People don’t hear “about the necessity to be civically engaged specifically with voting unless it’s a presidential election. We don’t talk about the school board races, we don’t talk about the city council races, we don’t talk about the district attorney nor the sheriff, which is an elected official,” said Land.
In addition, Samual Brown, co-founder of the Anti-Violence Safety and Accountability Project, a nonprofit organization in Sacramento, said voting is not a top priority for underserved youth who are dealing with foster care, incarceration, hunger, and a lack of resources.
“People who are still deeply entrenched in poverty, people addicted to substances and in and out of the prison system, voting is not something that people value, it’s not something that they are concerned about,” said Brown.
Can Biden, Senate deliver?
Chances are that the measures being considered in Washington won’t impact California voting rules much, since restricting poll access is not a huge problem in the state. Gov. Gavin Newsom signed a law last year committing the state to mail-in elections, meaning every registered voter would get a ballot sent to their home.
The danger of not passing the voting rights bills, said Black leaders, is in the perception that votes don’t matter.
“If people don’t see how it would benefit them as a whole, those who are ‘woke’, feel isolated, and they don’t feel like they can do it on their own. And others don’t feel compelled to do anything about it because they don’t understand how it would make a difference in their life,” said Brown.
They remind constituents that Black voters arguably were the force that put Biden, and to some degree many congressional Democrats, into office in 2020.
Network exit polls showed Trump winning the white vote nationally, 58% to 41%. Biden won the Black vote, an estimated 13% of the total, by 87% to 12%.
In California, Biden won the white vote, 51% to 47%. The Black vote was 9% of the total, and Biden had an 82%-15% win. He won the state by 29 percentage points.
The sweeping voting rights bill Democratic leaders are pushing needs 60 votes to go forward. That’s impossible at the moment, since 50 senators are Republicans and oppose the effort.
Senate Republican Leader Mitch McConnell of Kentucky told the Senate Tuesday that Democratic leaders are simply “using fake hysteria about 2021 state laws to justify a power grab.”

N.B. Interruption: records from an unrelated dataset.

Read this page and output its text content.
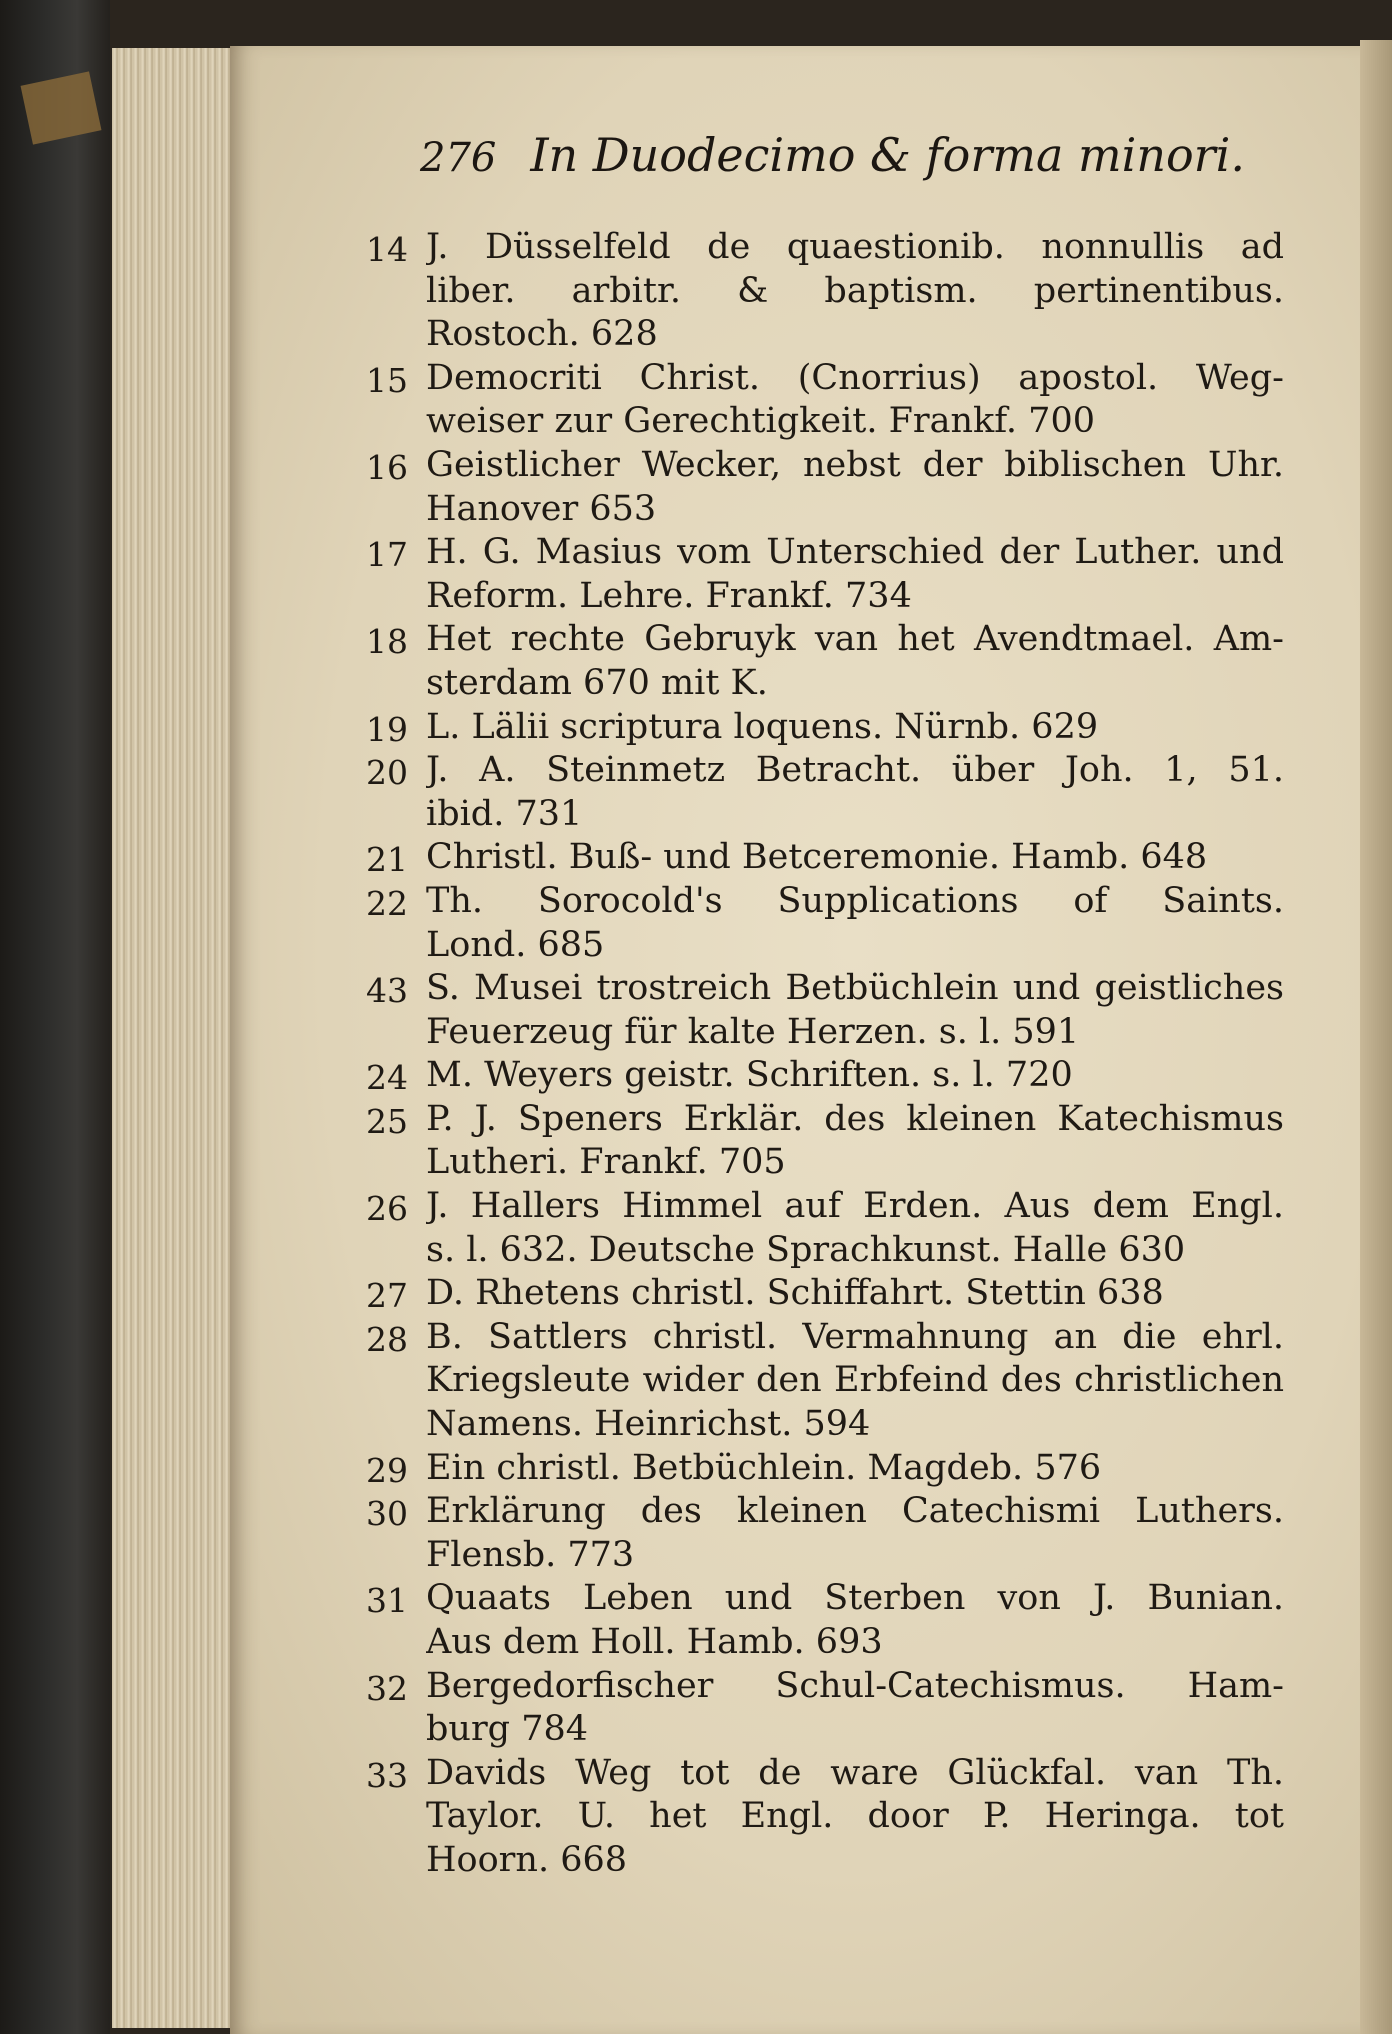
276 In Duodecimo & forma minori.
14 J. Düsselfeld de quaestionib. nonnullis ad
liber. arbitr. & baptism. pertinentibus.
Rostoch. 628
15 Democriti Christ. (Cnorrius) apostol. Weg-
weiser zur Gerechtigkeit. Frankf. 700
16 Geistlicher Wecker, nebst der biblischen Uhr.
Hanover 653
17 H. G. Masius vom Unterschied der Luther. und
Reform. Lehre. Frankf. 734
18 Het rechte Gebruyk van het Avendtmael. Am-
sterdam 670 mit K.
19 L. Lälii scriptura loquens. Nürnb. 629
20 J. A. Steinmetz Betracht. über Joh. 1, 51.
ibid. 731
21 Christl. Buß- und Betceremonie. Hamb. 648
22 Th. Sorocold's Supplications of Saints.
Lond. 685
43 S. Musei trostreich Betbüchlein und geistliches
Feuerzeug für kalte Herzen. s. l. 591
24 M. Weyers geistr. Schriften. s. l. 720
25 P. J. Speners Erklär. des kleinen Katechismus
Lutheri. Frankf. 705
26 J. Hallers Himmel auf Erden. Aus dem Engl.
s. l. 632. Deutsche Sprachkunst. Halle 630
27 D. Rhetens christl. Schiffahrt. Stettin 638
28 B. Sattlers christl. Vermahnung an die ehrl.
Kriegsleute wider den Erbfeind des christlichen
Namens. Heinrichst. 594
29 Ein christl. Betbüchlein. Magdeb. 576
30 Erklärung des kleinen Catechismi Luthers.
Flensb. 773
31 Quaats Leben und Sterben von J. Bunian.
Aus dem Holl. Hamb. 693
32 Bergedorfischer Schul-Catechismus. Ham-
burg 784
33 Davids Weg tot de ware Glückfal. van Th.
Taylor. U. het Engl. door P. Heringa. tot
Hoorn. 668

Tuesday’s push by Biden continued an effort among those leaders to change Senate rules to allow 51 votes to limit debate (Harris would break a tie), but Democratic Sens. Joe Manchin of West Virginia and Kyrsten Sinema of Arizona are reluctant to agree to that change.
Some analysts see Washington’s battle as a spur to get more Black voters to the polls.
“People have a great sense of the importance of the time we live in and will try to do what they can to make their voices heard,” said Mark Baldassare, Public Policy Institute of California president and CEO. “Yes, there’s disappointment, but that doesn’t speak to the fact people will do what they can to be part of something consequential.”
Brown believes that there’s a broader development, a different way voters are seeing what Washington may do.
“A revolution starts with the mind state and then also giving people something of value so they feel connected, understand the power that they hold and why it’s important to wield it and not let it be manipulated by every politician or person that comes along claiming that they will do something in their best interest,” said Brown.